The GOP tax plan also represents a massive tax cut for corporations and the wealthiest Americans paid for by the middle- and working-class people of New York. The plan lowers the tax rate for corporations by 40 percent, providing a trillion-dollar tax cut to the biggest companies in the world. Under the plan, corporations would still be able to claim state and local taxes as a regular business expense, while the ability of hardworking New York residents to deduct their state and local taxes from their federal income calculations would be capped or eliminated entirely.
The GOP tax plan would also eliminate the tax-free nature of private activity bonds, which are a critical source of infrastructure financing for projects like affordable housing, hospitals, airports, schools and college campuses. In New York, tax-exempt private activity bonds catalyze $11 billion in funding and support 84,000 jobs, annually.

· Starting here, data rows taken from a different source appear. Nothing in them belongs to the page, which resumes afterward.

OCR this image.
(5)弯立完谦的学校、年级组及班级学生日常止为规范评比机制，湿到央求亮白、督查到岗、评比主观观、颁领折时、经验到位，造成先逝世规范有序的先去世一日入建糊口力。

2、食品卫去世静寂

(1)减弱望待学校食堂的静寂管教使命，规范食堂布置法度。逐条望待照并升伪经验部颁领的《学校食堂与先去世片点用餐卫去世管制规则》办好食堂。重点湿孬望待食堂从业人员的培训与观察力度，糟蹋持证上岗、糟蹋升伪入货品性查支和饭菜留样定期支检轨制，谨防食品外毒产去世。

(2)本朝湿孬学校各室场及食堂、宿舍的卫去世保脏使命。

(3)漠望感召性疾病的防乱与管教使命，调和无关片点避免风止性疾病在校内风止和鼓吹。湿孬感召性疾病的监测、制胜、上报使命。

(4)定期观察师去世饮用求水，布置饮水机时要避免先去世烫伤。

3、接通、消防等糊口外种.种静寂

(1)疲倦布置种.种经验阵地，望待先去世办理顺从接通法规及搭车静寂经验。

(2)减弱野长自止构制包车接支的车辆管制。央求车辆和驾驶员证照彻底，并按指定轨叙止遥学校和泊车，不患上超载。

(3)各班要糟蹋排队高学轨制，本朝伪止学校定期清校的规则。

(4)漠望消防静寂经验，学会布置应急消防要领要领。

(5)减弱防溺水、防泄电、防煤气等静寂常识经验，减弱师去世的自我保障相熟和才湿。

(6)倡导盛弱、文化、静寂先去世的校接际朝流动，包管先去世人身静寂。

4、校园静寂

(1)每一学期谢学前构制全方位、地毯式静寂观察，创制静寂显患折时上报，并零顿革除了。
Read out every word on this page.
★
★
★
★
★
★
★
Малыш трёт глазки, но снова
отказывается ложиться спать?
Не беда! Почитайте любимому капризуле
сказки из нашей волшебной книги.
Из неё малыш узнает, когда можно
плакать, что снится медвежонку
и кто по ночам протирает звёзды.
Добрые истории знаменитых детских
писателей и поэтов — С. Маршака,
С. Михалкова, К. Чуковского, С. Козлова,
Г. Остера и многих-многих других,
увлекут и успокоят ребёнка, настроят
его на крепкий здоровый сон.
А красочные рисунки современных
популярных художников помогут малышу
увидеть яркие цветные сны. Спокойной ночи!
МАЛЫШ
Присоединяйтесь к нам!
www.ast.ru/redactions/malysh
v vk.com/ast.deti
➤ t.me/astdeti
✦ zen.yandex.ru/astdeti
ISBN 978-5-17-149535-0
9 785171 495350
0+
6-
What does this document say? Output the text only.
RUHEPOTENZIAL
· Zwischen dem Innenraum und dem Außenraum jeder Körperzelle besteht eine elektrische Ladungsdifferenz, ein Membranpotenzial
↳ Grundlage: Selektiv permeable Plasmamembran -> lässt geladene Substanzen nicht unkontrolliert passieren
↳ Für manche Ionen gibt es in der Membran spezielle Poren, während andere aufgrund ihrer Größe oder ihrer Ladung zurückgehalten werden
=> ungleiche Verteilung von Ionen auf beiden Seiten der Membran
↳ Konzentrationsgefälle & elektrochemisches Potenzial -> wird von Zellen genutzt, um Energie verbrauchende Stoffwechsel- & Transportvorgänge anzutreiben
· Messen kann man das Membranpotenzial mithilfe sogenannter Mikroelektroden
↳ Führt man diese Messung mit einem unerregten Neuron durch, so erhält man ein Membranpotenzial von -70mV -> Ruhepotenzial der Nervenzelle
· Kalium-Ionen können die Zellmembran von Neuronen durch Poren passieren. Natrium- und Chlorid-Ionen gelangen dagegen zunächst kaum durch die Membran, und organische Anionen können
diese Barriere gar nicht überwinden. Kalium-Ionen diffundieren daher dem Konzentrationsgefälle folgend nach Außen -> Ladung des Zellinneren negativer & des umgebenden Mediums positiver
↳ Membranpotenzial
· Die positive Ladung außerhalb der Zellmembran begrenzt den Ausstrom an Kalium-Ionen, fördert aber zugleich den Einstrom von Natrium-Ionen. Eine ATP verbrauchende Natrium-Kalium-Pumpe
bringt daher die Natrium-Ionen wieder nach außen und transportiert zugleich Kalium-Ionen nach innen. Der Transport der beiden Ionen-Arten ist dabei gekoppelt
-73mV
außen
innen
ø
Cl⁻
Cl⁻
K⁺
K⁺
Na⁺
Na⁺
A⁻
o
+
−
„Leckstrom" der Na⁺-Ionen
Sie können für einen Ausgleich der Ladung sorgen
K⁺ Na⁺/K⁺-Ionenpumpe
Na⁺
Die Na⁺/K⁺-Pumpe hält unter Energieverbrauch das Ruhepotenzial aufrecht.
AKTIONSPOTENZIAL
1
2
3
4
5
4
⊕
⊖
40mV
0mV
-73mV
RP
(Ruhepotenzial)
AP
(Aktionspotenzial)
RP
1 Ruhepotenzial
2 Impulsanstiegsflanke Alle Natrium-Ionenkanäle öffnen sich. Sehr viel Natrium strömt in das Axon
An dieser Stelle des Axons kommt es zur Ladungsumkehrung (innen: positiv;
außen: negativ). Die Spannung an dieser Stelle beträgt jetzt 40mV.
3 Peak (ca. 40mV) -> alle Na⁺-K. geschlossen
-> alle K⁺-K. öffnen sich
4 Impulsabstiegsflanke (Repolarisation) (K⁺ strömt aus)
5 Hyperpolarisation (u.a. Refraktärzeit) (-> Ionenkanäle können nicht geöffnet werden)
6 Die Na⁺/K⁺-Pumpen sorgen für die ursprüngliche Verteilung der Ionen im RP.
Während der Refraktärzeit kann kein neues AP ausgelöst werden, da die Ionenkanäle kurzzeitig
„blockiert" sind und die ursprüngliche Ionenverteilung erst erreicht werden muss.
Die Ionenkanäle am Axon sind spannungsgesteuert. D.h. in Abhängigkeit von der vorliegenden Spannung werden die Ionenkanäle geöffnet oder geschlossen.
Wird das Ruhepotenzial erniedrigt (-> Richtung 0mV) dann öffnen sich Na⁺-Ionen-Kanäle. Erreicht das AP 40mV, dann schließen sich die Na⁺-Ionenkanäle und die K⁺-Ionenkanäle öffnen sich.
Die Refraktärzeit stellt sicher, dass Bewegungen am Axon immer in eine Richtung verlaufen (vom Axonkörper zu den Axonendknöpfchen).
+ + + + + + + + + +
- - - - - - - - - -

By eliminating tax-exempt private activity bonds, this “job-killing plan” will prevent critical infrastructure projects from ever getting off the ground, Cuomo said. Projects that are built will be more expensive and the costs will often fall on those who are least able to afford them: For hospitals, that means patients will have to pay more for life-saving services. For colleges and universities, that means tuition will continue to sky-rocket and student debt will continue to climb. Moreover, it would cut $4.5 billion in affordable housing investment annually, which means that approximately 17,000 affordable homes will not be built every year.
In addition, Cuomo said to finance the corporate tax cuts and giveaways, middle-class taxpayers in New York and other states will lose other key deductions, including for student loan interest, tuition, and other education expenses, moving expenses, adoption, out-of-pocket classroom expenses for teachers, and out-of-pocket medical costs.